Step 1: Understanding the Question:
We are given a Grignard reaction sequence where an unknown carbonyl compound A reacts with ethylmagnesium bromide ($\text{C}_2\text{H}_5\text{MgBr}$) in dry ether, followed by acid hydrolysis to yield a tertiary alcohol, 3-methylpentan-3-ol. We need to find the structural identity of A.

Step 2: Key Formula or Approach:
The reaction of a Grignard reagent (R'-MgX) with a carbonyl compound followed by hydrolysis yields an alcohol:
Formaldehyde gives a $1^\circ$ alcohol.
Higher aldehydes give a $2^\circ$ alcohol.
Ketones give a $3^\circ$ alcohol.
Since the product 3-methylpentan-3-ol is a tertiary ($3^\circ$) alcohol, compound A must be a ketone.

Step 3: Detailed Explanation:
Let's reverse-engineer the structure of the product, 3-methylpentan-3-ol:
$$\begin{array}{ccccccc} & & \text{CH}_3 & & \\ & & | & & \\ \text{CH}_3\text{-CH}_2 & - & \text{C} & - & \text{CH}_2\text{-CH}_3 \\ & & | & & \\ & & \text{OH} & & \end{array}$$ The Grignard reagent used is ethylmagnesium bromide, which introduces one ethyl group ($-\text{CH}_2\text{-CH}_3$) to the central carbon.
If we disconnect this ethyl group from the tertiary carbon atom of 3-methylpentan-3-ol, the remaining molecular fragment attached to the oxygen atom is:
$$\text{CH}_3\text{-CH}_2\text{-CO-CH}_3$$ Converting this remnant fragment back into its parent carbonyl configuration gives a 4-carbon chain ketone.
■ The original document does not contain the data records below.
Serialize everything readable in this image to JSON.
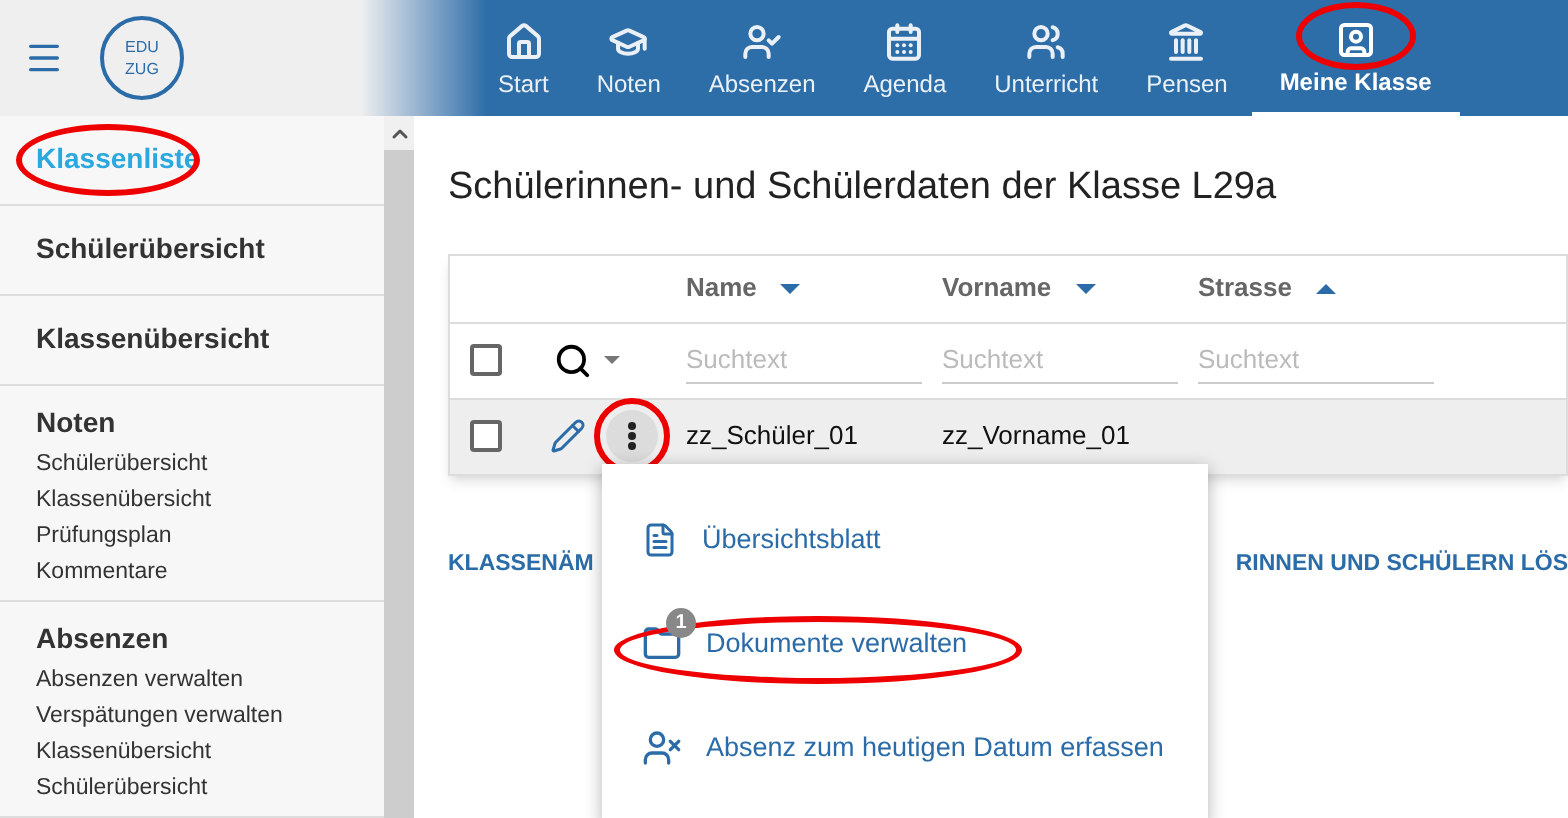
{
  "header": {
    "logo_lines": [
      "EDU",
      "ZUG"
    ]
  },
  "nav_tabs": [
    {
      "label": "Start",
      "selected": false,
      "circled": false
    },
    {
      "label": "Noten",
      "selected": false,
      "circled": false
    },
    {
      "label": "Absenzen",
      "selected": false,
      "circled": false
    },
    {
      "label": "Agenda",
      "selected": false,
      "circled": false
    },
    {
      "label": "Unterricht",
      "selected": false,
      "circled": false
    },
    {
      "label": "Pensen",
      "selected": false,
      "circled": false
    },
    {
      "label": "Meine Klasse",
      "selected": true,
      "circled": true
    }
  ],
  "sidebar": {
    "items": [
      {
        "kind": "link",
        "label": "Klassenliste",
        "selected": true,
        "circled": true
      },
      {
        "kind": "link",
        "label": "Schülerübersicht",
        "selected": false,
        "circled": false
      },
      {
        "kind": "link",
        "label": "Klassenübersicht",
        "selected": false,
        "circled": false
      },
      {
        "kind": "section",
        "title": "Noten",
        "children": [
          {
            "label": "Schülerübersicht",
            "selected": false
          },
          {
            "label": "Klassenübersicht",
            "selected": false
          },
          {
            "label": "Prüfungsplan",
            "selected": false
          },
          {
            "label": "Kommentare",
            "selected": false
          }
        ]
      },
      {
        "kind": "section",
        "title": "Absenzen",
        "children": [
          {
            "label": "Absenzen verwalten",
            "selected": false
          },
          {
            "label": "Verspätungen verwalten",
            "selected": false
          },
          {
            "label": "Klassenübersicht",
            "selected": false
          },
          {
            "label": "Schülerübersicht",
            "selected": false
          }
        ]
      }
    ]
  },
  "main": {
    "title": "Schülerinnen- und Schülerdaten der Klasse L29a",
    "table": {
      "select_all_checked": false,
      "columns": [
        {
          "label": "Name",
          "sort_ascending": false,
          "placeholder": "Suchtext"
        },
        {
          "label": "Vorname",
          "sort_ascending": false,
          "placeholder": "Suchtext"
        },
        {
          "label": "Strasse",
          "sort_ascending": true,
          "placeholder": "Suchtext"
        }
      ],
      "rows": [
        {
          "checked": false,
          "menu_circled": true,
          "cells": [
            "zz_Schüler_01",
            "zz_Vorname_01"
          ]
        }
      ]
    },
    "links": [
      "KLASSENÄM",
      "RINNEN UND SCHÜLERN LÖS"
    ],
    "context_menu": [
      {
        "kind": "sheet",
        "label": "Übersichtsblatt",
        "circled": false
      },
      {
        "kind": "folder",
        "label": "Dokumente verwalten",
        "badge": "1",
        "circled": true
      },
      {
        "kind": "absence",
        "label": "Absenz zum heutigen Datum erfassen",
        "circled": false
      }
    ]
  }
}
Let's trace it out:
Longest chain has 4 carbons $\rightarrow$ butane.
Containing a ketone group at position 2 $\rightarrow$

butanone (ethyl methyl ketone).
Let's verify forward: Butanone ($\text{CH}_3\text{-CH}_2\text{-CO-CH}_3$) $+$ Ethylmagnesium bromide ($\text{C}_2\text{H}_5\text{MgBr}$) creates an adduct that hydrolyzes exactly into 3-methylpentan-3-ol. This perfectly matches option (D).

Step 4: Final Answer:
Compound A is Butanone, which corresponds to option (D).